Entscheidungsstichwort (Thema)

Außerordentliche Kündigung des Arbeitsverhältnisses wegen eigenmächtigen Urlaubsantritts während einer Prozessbeschäftigung

 

Leitsatz (amtlich)

Ein eigenmächtiger Urlaubsantritt ist an sich geeignet, einen wichtigen Grund iSv. § 626 Abs. 1 BGB zu bilden. Dies gilt auch dann, wenn der eigenmächtige Urlaubsantritt nach Ablauf der ordentlichen Kündigungsfrist einer unwirksamen Kündigung (während einer Prozessbeschäftigung) erfolgt. In diesem Zusammenhang spielt es letztlich keine Rolle, ob sich bei Auslegung der Erklärungen der Parteien zur Prozessbeschäftigung ergibt, dass eine auflösend bedingte Fortsetzung des Arbeitsverhältnisses oder eine Beschäftigung zur Vermeidung der Zwangsvollstreckung vereinbart wurde. Einer Abmahnung bedarf es regelmäßig nicht. Im Rahmen der Interessenabwägung wirkt es sich nicht zugunsten des Arbeitnehmers aus, dass der Urlaubsantrag kurz vor Ablauf des Übertragungszeitraums gestellt wurde. Durch die Rechtsprechung des EuGH vom 6. November 2018 (- C-684/16 -) ist geklärt, dass die Befristung des Urlaubsanspruchs auf das Ende des Kalenderjahres bzw. den Übertragungszeitraum die Erfüllung der Mitwirkungsobliegenheiten durch den Arbeitgeber voraussetzt.

 

Normenkette

BGB § 626 Abs. 1; BUrlG § 7 Abs. 1; BetrVG § 102

 

Verfahrensgang

ArbG Heilbronn (Entscheidung vom 12.09.2019; Aktenzeichen 1 Ca 173/18)

 

Nachgehend

BAG (Urteil vom 20.05.2021; Aktenzeichen 2 AZR 457/20)

 

Tenor

  1. Auf die Berufung der Beklagten wird das Schlussurteil des Arbeitsgerichts Heilbronn vom 12. September 2019 - 1 Ca 173/18 - abgeändert.
  2. Die Klage wird abgewiesen.
  3. Die Berufung des Klägers gegen das Schlussurteil des Arbeitsgerichts Heilbronn vom 12. September 2019 - 1 Ca 173/18 - wird zurückgewiesen.
  4. Von den Kosten des Rechtsstreits haben der Kläger 2/3 und die Beklagte 1/3 zu tragen.
  5. Die Revision wird für den Kläger zugelassen.
 

Tatbestand

Die Parteien streiten zuletzt noch über eine außerordentlich fristlose, hilfsweise ordentliche Arbeitgeberkündigung vom 4. April 2019.

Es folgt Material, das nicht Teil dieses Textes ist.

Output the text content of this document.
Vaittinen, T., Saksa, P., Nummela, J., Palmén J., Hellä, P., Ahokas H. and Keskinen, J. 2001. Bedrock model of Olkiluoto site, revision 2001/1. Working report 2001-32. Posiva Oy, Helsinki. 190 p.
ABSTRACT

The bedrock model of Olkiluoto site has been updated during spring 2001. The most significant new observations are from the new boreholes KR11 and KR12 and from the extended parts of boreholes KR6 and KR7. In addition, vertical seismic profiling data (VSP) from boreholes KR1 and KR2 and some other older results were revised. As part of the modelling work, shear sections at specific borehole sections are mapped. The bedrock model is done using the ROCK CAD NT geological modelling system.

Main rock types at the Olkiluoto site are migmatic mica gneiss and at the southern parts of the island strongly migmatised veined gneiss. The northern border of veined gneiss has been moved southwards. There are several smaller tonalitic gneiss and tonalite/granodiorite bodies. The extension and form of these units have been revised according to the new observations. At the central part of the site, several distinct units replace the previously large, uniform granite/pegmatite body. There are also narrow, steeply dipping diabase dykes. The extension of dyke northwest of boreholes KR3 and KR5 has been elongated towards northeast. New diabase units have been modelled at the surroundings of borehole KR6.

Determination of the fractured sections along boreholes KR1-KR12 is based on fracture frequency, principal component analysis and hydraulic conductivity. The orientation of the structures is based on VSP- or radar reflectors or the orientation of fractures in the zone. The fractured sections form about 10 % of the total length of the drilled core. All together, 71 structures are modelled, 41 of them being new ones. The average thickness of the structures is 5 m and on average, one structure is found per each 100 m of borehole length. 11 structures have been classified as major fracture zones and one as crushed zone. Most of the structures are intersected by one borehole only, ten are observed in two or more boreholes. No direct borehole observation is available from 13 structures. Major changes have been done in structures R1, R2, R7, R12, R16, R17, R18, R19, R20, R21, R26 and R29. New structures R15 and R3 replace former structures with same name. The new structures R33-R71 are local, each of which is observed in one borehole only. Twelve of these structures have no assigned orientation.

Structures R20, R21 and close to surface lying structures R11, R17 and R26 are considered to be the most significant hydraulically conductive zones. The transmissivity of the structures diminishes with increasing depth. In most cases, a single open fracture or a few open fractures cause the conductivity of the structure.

Die Beklagte mit Sitz in D. bietet im Konzernverbund als Servicepartner Logistikleistungen an, unterhält hierzu verschiedene Standorte in Deutschland und setzt hierzulande mehr als 500 Arbeitnehmer ein. Ein Betriebsrat ist gebildet.

Der am 00.00.1971 geborene, ledige Kläger hat insb. Wirtschaftsingenieurwesen studiert, den Studiengang Master in Logistics Management berufsbegleitend absolviert und trat zum 1. August 2017 in ein Arbeitsverhältnis zur Beklagten als "Prozessmanager Automotive" zu einem Bruttomonatsentgelt von 6.250,00 Euro ein. Die Beklagte setzte den Kläger dabei von Anfang an zur Erfüllung eines von ihrem Kunden, der A. AG, erteilten Auftrags in vom Kunden bereitgestellten Räumen in H. ein.

Die Beklagte hat mit dem Betriebsrat eine Betriebsvereinbarung Urlaub abgeschlossen, welche insb. auch die Gewährung von Sonderurlaub regelt. Die Beklagte gewährt den in D. eingesetzten Mitarbeitern danach am Rosenmontag Sonderurlaub. Der Kläger, den die Beklagte dem Einsatzort Du. zuordnet, beantragte am 5. Februar 2018 für den Rosenmontag Sonderurlaub und gab dabei an, dass ihm dieser Urlaub bereits durch Herrn C. genehmigt worden sei. Daraufhin wurde der beantragte Sonderurlaub im System der Beklagten als genehmigt hinterlegt. Am Rosenmontag, 12. Februar 2018, erschien der Kläger - entsprechend des Urlaubsantrags - nicht zur Arbeit.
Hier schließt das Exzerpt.